In a statement posted on the International Criminal Court’s website, a three-judge bench directed Trial Chamber I to establish whether Mr Gbagbo should continue to be detained or should be released, with or without conditions. Until this matter is decided, Gbagbo will remain in detention, they ruled.
The Presiding Judge Piotr Hofma?ski explained in open session that, according to the Appeals Chamber, Trial Chamber I should have considered the duration of time Gbagbo had spent in detention alongside the risks being reviewed. He said it should have determined whether, all factors being considered, the former leader’s detention continued to be reasonable.

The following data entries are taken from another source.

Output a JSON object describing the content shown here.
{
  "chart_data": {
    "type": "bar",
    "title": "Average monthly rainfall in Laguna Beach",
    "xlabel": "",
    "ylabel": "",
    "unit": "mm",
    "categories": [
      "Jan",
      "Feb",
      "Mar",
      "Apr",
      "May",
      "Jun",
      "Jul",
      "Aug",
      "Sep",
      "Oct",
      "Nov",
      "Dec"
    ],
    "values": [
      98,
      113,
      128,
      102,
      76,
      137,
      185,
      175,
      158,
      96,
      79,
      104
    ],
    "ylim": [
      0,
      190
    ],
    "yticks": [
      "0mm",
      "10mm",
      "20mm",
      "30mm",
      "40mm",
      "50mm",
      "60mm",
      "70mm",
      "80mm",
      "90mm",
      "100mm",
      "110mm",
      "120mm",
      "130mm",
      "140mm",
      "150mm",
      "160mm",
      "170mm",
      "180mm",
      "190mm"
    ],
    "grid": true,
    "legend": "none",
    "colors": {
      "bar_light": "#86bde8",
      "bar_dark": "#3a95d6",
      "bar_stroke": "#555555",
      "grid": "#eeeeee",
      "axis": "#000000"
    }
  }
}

Mr Piotr added that Trial Chamber I erred in taking into account the fact that a person denies responsibility for charges he faces, as a factor favouring detention. The lower chamber erred by considering Gbagbo’s advanced age as a factor that increased his desire to abscond, rather than one that may potentially mitigate the possibility of absconding, the court said.
The Appeals Chamber said these errors had materially affected the lower court’s decision.
In its decision, the Appeals Chamber emphasised that it was not suggesting what the outcome of the Trial Chamber’s review should be.
Gbagbo, the first ex-head of state to be tried by the ICC, had appealed a March decision that he must stay behind bars in a UN detention centre until the end of the legal process.
Both Gbagbo, now 72, and his former militia leader Charles Ble Goude, 45, have pleaded not guilty to four charges of crimes against humanity including murder, rape, and persecution in five months of bloodshed that wrecked the Ivory Coast.
About 3,000 people died in the turmoil that swept Abidjan - once one of Africa’s most cosmopolitan cities - in the aftermath of the November 2010 presidential polls that Gbagbo lost to bitter rival Alassane Ouattara. His highly divisive trial at the tribunal in The Hague opened in January 2016, and is set to last three to four years.
ICC prosecutors accuse Gbagbo of trying to cling to power “by all means,” while his defence team has charged that Ouattara seized power by force with the help of former colonial master France.
Gbagbo’s lawyer Emmanuel Altit had urged the appeals chamber to “apply the law”.